IDPS is most like to a home burglar’s alarm. There is a specific set of instructions on IDPS that tells it to detect and prevent an outside attack.

  1. How does a false positive alarm differ from a false negative one? From a security perspective, which is least desirable?

False positive alarm is when an IDPS reacts to a threat that did not happen while a false negative alarm is when an IDPS fails to react to an actual threat or attack. False positive is least desirable because it make the system administrator less sensitive and they might not respond to an actual threat.

  1. How does a network-based IDPS differ from a host-based IDPS?

A network based IDPS is to protect a whole network while a host based IDPS protects a computer or any other specific host.

  1. How does a signature-based IDPS differ from a behavior-based IDPS?

A signature based IDPS is the one that is able to correspond to already established and databased threats. While the behavior based IDPS makes a decision about a threat based on a combination of instructions in its database.

  1. What is a monitoring (or SPAN) port? What is it used for?

It is a data port or a device that has the capability to capture and replicate from the switching device that it is attached to. It stores data for IDPS to analyze.

  1. List and describe the three control strategies proposed for IDPS control.
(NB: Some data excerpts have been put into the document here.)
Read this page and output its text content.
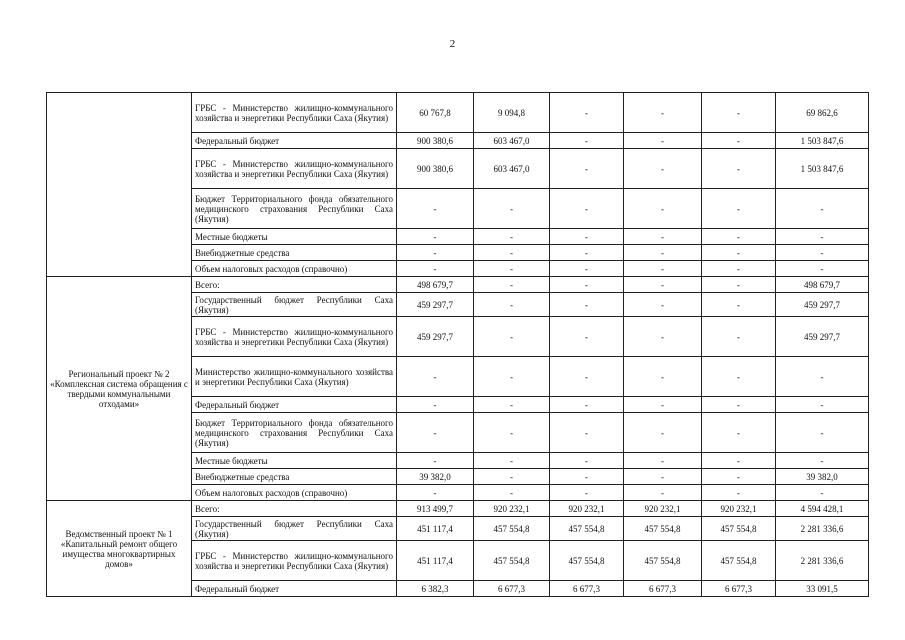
2
	ГРБС - Министерство жилищно-коммунального хозяйства и энергетики Республики Саха (Якутия)	60 767,8	9 094,8	-	-	-	69 862,6
	Федеральный бюджет	900 380,6	603 467,0	-	-	-	1 503 847,6
	ГРБС - Министерство жилищно-коммунального хозяйства и энергетики Республики Саха (Якутия)	900 380,6	603 467,0	-	-	-	1 503 847,6
	Бюджет Территориального фонда обязательного медицинского страхования Республики Саха (Якутия)	-	-	-	-	-	-
	Местные бюджеты	-	-	-	-	-	-
	Внебюджетные средства	-	-	-	-	-	-
	Объем налоговых расходов (справочно)	-	-	-	-	-	-
Региональный проект № 2 «Комплексная система обращения с твердыми коммунальными отходами»	Всего:	498 679,7	-	-	-	-	498 679,7
	Государственный бюджет Республики Саха (Якутия)	459 297,7	-	-	-	-	459 297,7
	ГРБС - Министерство жилищно-коммунального хозяйства и энергетики Республики Саха (Якутия)	459 297,7	-	-	-	-	459 297,7
	Министерство жилищно-коммунального хозяйства и энергетики Республики Саха (Якутия)	-	-	-	-	-	-
	Федеральный бюджет	-	-	-	-	-	-
	Бюджет Территориального фонда обязательного медицинского страхования Республики Саха (Якутия)	-	-	-	-	-	-
	Местные бюджеты	-	-	-	-	-	-
	Внебюджетные средства	39 382,0	-	-	-	-	39 382,0
	Объем налоговых расходов (справочно)	-	-	-	-	-	-
Ведомственный проект № 1 «Капитальный ремонт общего имущества многоквартирных домов»	Всего:	913 499,7	920 232,1	920 232,1	920 232,1	920 232,1	4 594 428,1
	Государственный бюджет Республики Саха (Якутия)	451 117,4	457 554,8	457 554,8	457 554,8	457 554,8	2 281 336,6
	ГРБС - Министерство жилищно-коммунального хозяйства и энергетики Республики Саха (Якутия)	451 117,4	457 554,8	457 554,8	457 554,8	457 554,8	2 281 336,6
	Федеральный бюджет	6 382,3	6 677,3	6 677,3	6 677,3	6 677,3	33 091,5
Three strategies are centralized, partially distributed and fully distributed IDPS controls.

  1. What is a honeypot? How is it different from a honeynet?
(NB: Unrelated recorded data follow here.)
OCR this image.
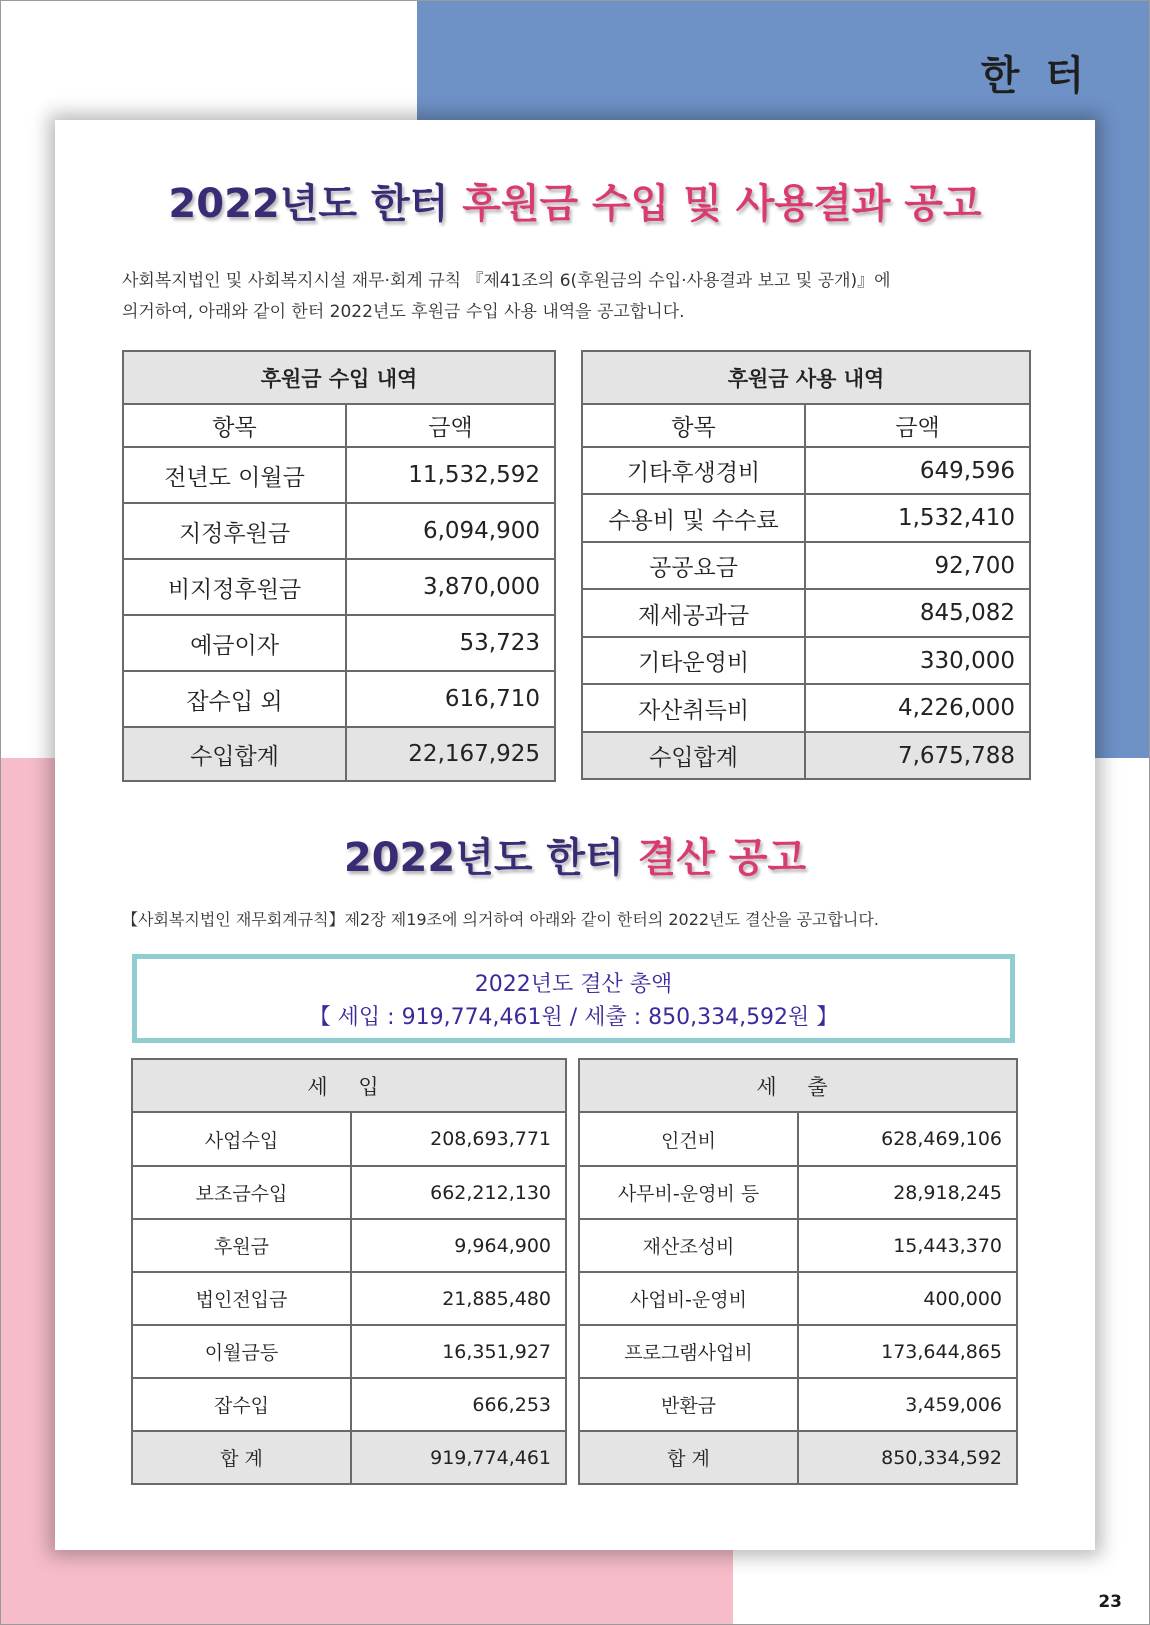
한 터
23
2022년도 한터 후원금 수입 및 사용결과 공고
사회복지법인 및 사회복지시설 재무·회계 규칙 『제41조의 6(후원금의 수입·사용결과 보고 및 공개)』에
의거하여, 아래와 같이 한터 2022년도 후원금 수입 사용 내역을 공고합니다.
후원금 수입 내역	
항목	금액
전년도 이월금	11,532,592
지정후원금	6,094,900
비지정후원금	3,870,000
예금이자	53,723
잡수입 외	616,710
수입합계	22,167,925
후원금 사용 내역	
항목	금액
기타후생경비	649,596
수용비 및 수수료	1,532,410
공공요금	92,700
제세공과금	845,082
기타운영비	330,000
자산취득비	4,226,000
수입합계	7,675,788
2022년도 한터 결산 공고
【사회복지법인 재무회계규칙】제2장 제19조에 의거하여 아래와 같이 한터의 2022년도 결산을 공고합니다.
2022년도 결산 총액
【 세입 : 919,774,461원 / 세출 : 850,334,592원 】
세 입	
사업수입	208,693,771
보조금수입	662,212,130
후원금	9,964,900
법인전입금	21,885,480
이월금등	16,351,927
잡수입	666,253
합 계	919,774,461
세 출	
인건비	628,469,106
사무비-운영비 등	28,918,245
재산조성비	15,443,370
사업비-운영비	400,000
프로그램사업비	173,644,865
반환금	3,459,006
합 계	850,334,592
Honeypot are systems that are used to protect critical system. They function as decay systems and divert threats towards themselves from the critical systems. A combination of honeypots can be called a honeynet.

  1. How does a padded cell system differ from a honeypot?
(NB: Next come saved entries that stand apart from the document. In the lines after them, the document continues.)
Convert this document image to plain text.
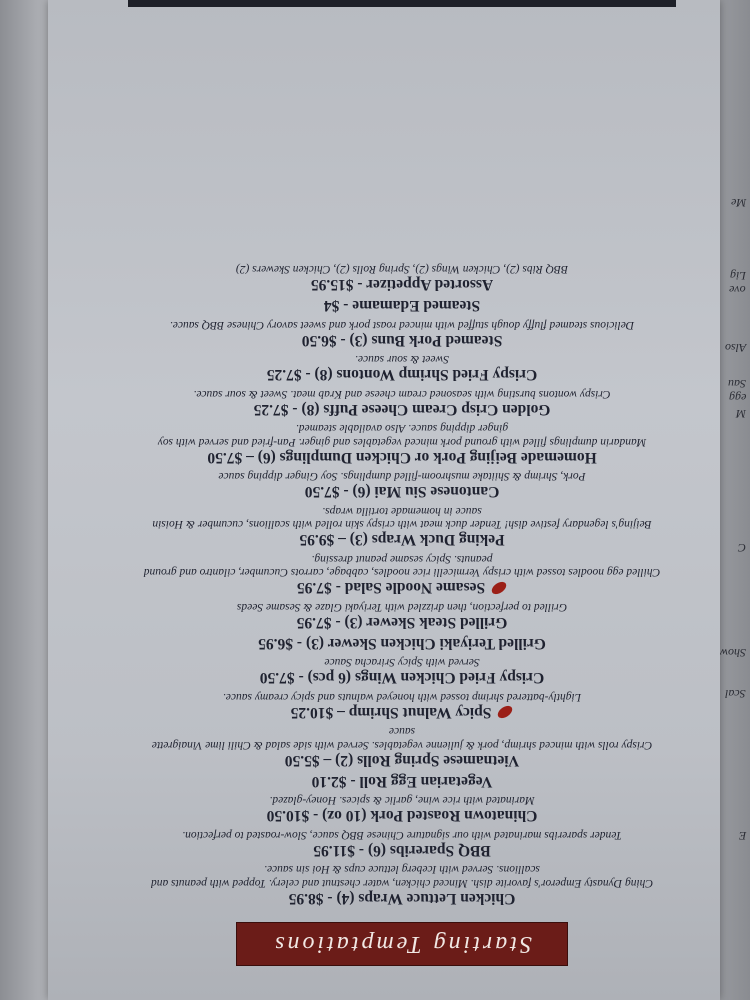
Me
Lig
ove
Also
Sau
egg
M
C
Show
Scal
E
Starting Temptations
Chicken Lettuce Wraps (4) - $8.95
Ching Dynasty Emperor's favorite dish. Minced chicken, water chestnut and celery. Topped with peanuts and scallions. Served with Iceberg lettuce cups & Hoi sin sauce.
BBQ Spareribs (6) - $11.95
Tender spareribs marinated with our signature Chinese BBQ sauce, Slow-roasted to perfection.
Chinatown Roasted Pork (10 oz) - $10.50
Marinated with rice wine, garlic & spices. Honey-glazed.
Vegetarian Egg Roll - $2.10
Vietnamese Spring Rolls (2) – $5.50
Crispy rolls with minced shrimp, pork & julienne vegetables. Served with side salad & Chili lime Vinaigrette sauce
Spicy Walnut Shrimp – $10.25
Lightly-battered shrimp tossed with honeyed walnuts and spicy creamy sauce.
Crispy Fried Chicken Wings (6 pcs) - $7.50
Served with Spicy Sriracha Sauce
Grilled Teriyaki Chicken Skewer (3) - $6.95
Grilled Steak Skewer (3) - $7.95
Grilled to perfection, then drizzled with Teriyaki Glaze & Sesame Seeds
Sesame Noodle Salad - $7.95
Chilled egg noodles tossed with crispy Vermicelli rice noodles, cabbage, carrots Cucumber, cilantro and ground peanuts. Spicy sesame peanut dressing.
Peking Duck Wraps (3) – $9.95
Beijing's legendary festive dish! Tender duck meat with crispy skin rolled with scallions, cucumber & Hoisin sauce in homemade tortilla wraps.
Cantonese Siu Mai (6) - $7.50
Pork, Shrimp & Shiitake mushroom-filled dumplings. Soy Ginger dipping sauce
Homemade Beijing Pork or Chicken Dumplings (6) – $7.50
Mandarin dumplings filled with ground pork minced vegetables and ginger. Pan-fried and served with soy ginger dipping sauce. Also available steamed.
Golden Crisp Cream Cheese Puffs (8) - $7.25
Crispy wontons bursting with seasoned cream cheese and Krab meat. Sweet & sour sauce.
Crispy Fried Shrimp Wontons (8) - $7.25
Sweet & sour sauce.
Steamed Pork Buns (3) - $6.50
Delicious steamed fluffy dough stuffed with minced roast pork and sweet savory Chinese BBQ sauce.
Steamed Edamame - $4
Assorted Appetizer - $15.95
BBQ Ribs (2), Chicken Wings (2), Spring Rolls (2), Chicken Skewers (2)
Padded cell system is an improved and more secure honeypot that cannot be easily broken by external threats.

  1. What is network footprinting? What is network fingerprinting? How are they related?

The strategy in which an organized effort is made to locate the internet addresses or domains owned/controlled by an organization. Fingerprinting is the next stage of footprinting in which the resources and addresses of the target organization are ascertained.

  1. Why do many organizations ban port scanning activities on their internal networks?

Port scanning could be done by attackers to prepare their attacks on the organizational networks. Organizations ban port scanning because ISPs do not take responsibility for any attacks that are done via port scanning.

  1. Why would ISPs ban outbound port scanning by their customers?

ISPs ban outbound port scanning because this may be done to prepare attacks which might cause legal difficulties for the ISP.

  1. What is an open port? Why is it important to limit the number of open ports to only those that are absolutely essential?

Open port is a TCP that accepts traffic provides different services at port address. Ports should not be left ill configured and only used when necessary.

  1. What is a vulnerability scanner? How is it used to improve security?

This is a form of a software application that is utilized to check and monitor network ports that are kept open for different services.

  1. What is the difference between active and passive vulnerability scanners?

An active scanner has the capacity to initiate network traffic while a passive scanner utilizes traffic that is already in action.

  1. What kind of data and information can be found using a packet sniffer?

It can be used to collect and monitor the packets that travel over a network. It will show encryptions and also text transmission to the administrator of a network.

  1. What capabilities should a wireless security toolkit include?

It must be capable of scanning wireless hosts and manage the privacy and confidentiality that the wireless network allows.

  1. What is biometric authentication? What does the term biometric mean?

It is a form of identification that uses one or more physical human attributes to confirm security clearance. The term biometric mean to measure the physical characteristic of a person.

  1. Are any biometric recognition characteristics considered more reliable than others?

Which are the most reliable?

Definitely, some biometric recognitions are more reliable than others. The most commonly used are retina and fingerprint identifications.

  1. What is a false reject rate? What is a false accept rate? What is their relationship to the crossover error rate?

False reject rate is the percentage with which authentic users are denied access while false acceptance rate is the percentage with which non authentic users are identified as authentic. Crossover error rate is the value of false rejection rate and false acceptance rate at which the system sensitivity is configured.

  1. What is the most widely accepted biometric authorization technology? Why do you think this technology is acceptable to users?

Signatures are stored in a databased and compared when required and they are most widely used biometric authentication technology in the world.

  1. What is the most effective biometric authorization technology? Why do you think this technology is deemed to be most effective by security professionals?

Iris recognition is the most effective biometric authentication technology. Iris is a human physical characteristic that has the most unique patterns from person to person.